Stattdessen wirkt der Band jedoch wie eine Zusammenstellung von Aufsätzen, bei denen jeder Autor – und dies ist in der akademischen Pop-Forschung ein größeres Problem als man oft wahrnehmen will–  seinen persönlichen Vorlieben frönt. Aufsätze über Benjamin Lebert, Kanak TV, Jana Hensel, Peter Licht, selbst über Sven Regener/Leander Haußmann sind verzichtbar oder zumindest in einem doch relativ ausgewählten Feld an Aufsätzen – elf an der Zahl – unangemessen. Auch Joachim Lottmann und Andreas Neumeister müssen in einem Band, in dem Benjamin von Stuckrad-Barre fehlt, nicht unbedingt präsent sein. Das fällt umso mehr ins Gewicht, als dass tatsächlich bedeutende Texte hier zu lesen sind: Enno Stahls An Alternative History of Pop etwa oder Thomas Ernsts kluge Überlegungen zu Pop und Plagiat am Beispiel von Helene Hegemann. Insgesamt eine verpasste Chance, dem angloamerikanischen Markt die deutschsprachige Popliteratur näher zu bringen, was nicht heißen soll, dass die Texte an sich nicht gut wären, sie sind nur einem Grundlagen schaffenden Band nicht angemessen.

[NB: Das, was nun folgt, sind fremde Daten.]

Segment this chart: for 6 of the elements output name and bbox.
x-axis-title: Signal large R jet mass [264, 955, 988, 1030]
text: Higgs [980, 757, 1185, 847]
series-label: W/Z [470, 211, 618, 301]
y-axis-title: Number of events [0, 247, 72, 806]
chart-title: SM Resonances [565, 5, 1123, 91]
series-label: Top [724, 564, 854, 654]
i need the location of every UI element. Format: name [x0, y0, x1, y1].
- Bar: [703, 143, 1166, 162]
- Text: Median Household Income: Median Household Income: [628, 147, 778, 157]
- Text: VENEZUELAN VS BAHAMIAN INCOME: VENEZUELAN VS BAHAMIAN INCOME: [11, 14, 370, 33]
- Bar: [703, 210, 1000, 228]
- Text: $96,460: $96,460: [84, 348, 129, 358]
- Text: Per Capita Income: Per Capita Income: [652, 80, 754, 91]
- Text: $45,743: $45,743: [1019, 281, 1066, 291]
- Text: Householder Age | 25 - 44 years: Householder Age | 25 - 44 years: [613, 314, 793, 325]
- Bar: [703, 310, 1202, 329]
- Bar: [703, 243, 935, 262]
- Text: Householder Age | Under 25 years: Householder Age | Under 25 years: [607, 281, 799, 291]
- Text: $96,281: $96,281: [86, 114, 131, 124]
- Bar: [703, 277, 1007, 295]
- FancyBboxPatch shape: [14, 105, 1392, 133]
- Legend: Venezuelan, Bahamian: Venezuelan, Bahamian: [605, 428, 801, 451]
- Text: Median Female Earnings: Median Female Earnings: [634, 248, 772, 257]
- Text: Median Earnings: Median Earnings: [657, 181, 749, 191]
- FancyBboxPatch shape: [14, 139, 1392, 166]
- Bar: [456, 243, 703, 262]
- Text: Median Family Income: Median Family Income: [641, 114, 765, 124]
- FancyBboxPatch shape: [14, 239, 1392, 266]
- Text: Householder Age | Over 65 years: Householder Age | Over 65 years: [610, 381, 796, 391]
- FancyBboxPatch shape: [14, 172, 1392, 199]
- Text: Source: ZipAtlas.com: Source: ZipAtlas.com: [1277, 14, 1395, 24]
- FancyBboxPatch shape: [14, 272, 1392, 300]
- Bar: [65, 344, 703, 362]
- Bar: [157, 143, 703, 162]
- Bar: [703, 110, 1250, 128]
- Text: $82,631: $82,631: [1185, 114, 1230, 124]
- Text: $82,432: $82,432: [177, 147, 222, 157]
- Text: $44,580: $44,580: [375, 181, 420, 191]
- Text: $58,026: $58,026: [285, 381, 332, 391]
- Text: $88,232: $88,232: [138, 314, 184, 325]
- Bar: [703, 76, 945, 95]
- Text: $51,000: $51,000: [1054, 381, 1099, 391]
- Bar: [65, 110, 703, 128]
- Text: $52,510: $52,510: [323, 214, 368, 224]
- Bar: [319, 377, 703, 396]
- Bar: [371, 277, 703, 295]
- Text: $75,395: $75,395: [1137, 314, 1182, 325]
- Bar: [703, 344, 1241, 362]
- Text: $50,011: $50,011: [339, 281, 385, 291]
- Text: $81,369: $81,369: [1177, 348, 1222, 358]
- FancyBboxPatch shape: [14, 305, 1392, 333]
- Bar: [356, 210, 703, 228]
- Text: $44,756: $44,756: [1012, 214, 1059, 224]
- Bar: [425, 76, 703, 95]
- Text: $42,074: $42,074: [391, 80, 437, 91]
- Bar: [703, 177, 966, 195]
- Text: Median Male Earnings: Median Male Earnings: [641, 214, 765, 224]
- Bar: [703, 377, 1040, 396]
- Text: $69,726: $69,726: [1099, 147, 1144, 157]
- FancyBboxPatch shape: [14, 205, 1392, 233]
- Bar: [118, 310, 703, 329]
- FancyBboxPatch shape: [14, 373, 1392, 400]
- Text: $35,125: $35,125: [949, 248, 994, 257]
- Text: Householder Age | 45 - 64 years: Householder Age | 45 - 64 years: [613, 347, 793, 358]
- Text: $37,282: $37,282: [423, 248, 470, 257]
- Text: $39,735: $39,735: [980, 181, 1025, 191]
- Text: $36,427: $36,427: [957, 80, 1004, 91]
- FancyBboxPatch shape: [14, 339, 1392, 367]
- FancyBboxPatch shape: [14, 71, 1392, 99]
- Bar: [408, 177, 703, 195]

Viel spezifischer geht Till Huber in seiner Dissertation Blumfeld und die Hamburger Schule. Sekundarität – Intertextualität – Diskurspop auf das Thema Pop und Literatur ein. Das Buch erfüllt ein lange Zeit unerfülltes Desiderat, namentlich eine intensive akademische Auseinandersetzung mit der so genannten Hamburger Schule, und insbesondere mit der Band Blumfeld zu lesen. Der Autor hat sich tief in die Materie eingearbeitet, eine Vielzahl von Sekundärliteratur – akademischer und nicht-akademischer Art – gesichtet und gewertet und die faszinierende Analyse der Lyrik einer Band vorgelegt, die mittlerweile in ihrem eigenen akademisch anmutenden Gestus recht umstritten ist.

Huber macht auch nicht den Fehler einer immanenten Analyse der Songtexte, sondern kontextualisiert das Wirken von Komponist und Frontman Jochen Distelmeyer zunächst pophistorisch und komparatistisch (hervorragend eine Kapitelüberschrift wie Von Chuck D. zu Jochen D). Dazu widmet er auch ein längeres Segment der Abkehr Distelmeyers vom Diskurspop und seiner scheinbaren Hinwendung zu privaten Themen und setzt auch dies in einen pophistorischen Kontext. Insgesamt gelingt ihm das Kunststück, einen Spagat zwischen einer akademischen Analyse und einer auch für nicht studierte Popmusikhörer lesbaren Studie zu meistern, was nicht selbstverständlich ist.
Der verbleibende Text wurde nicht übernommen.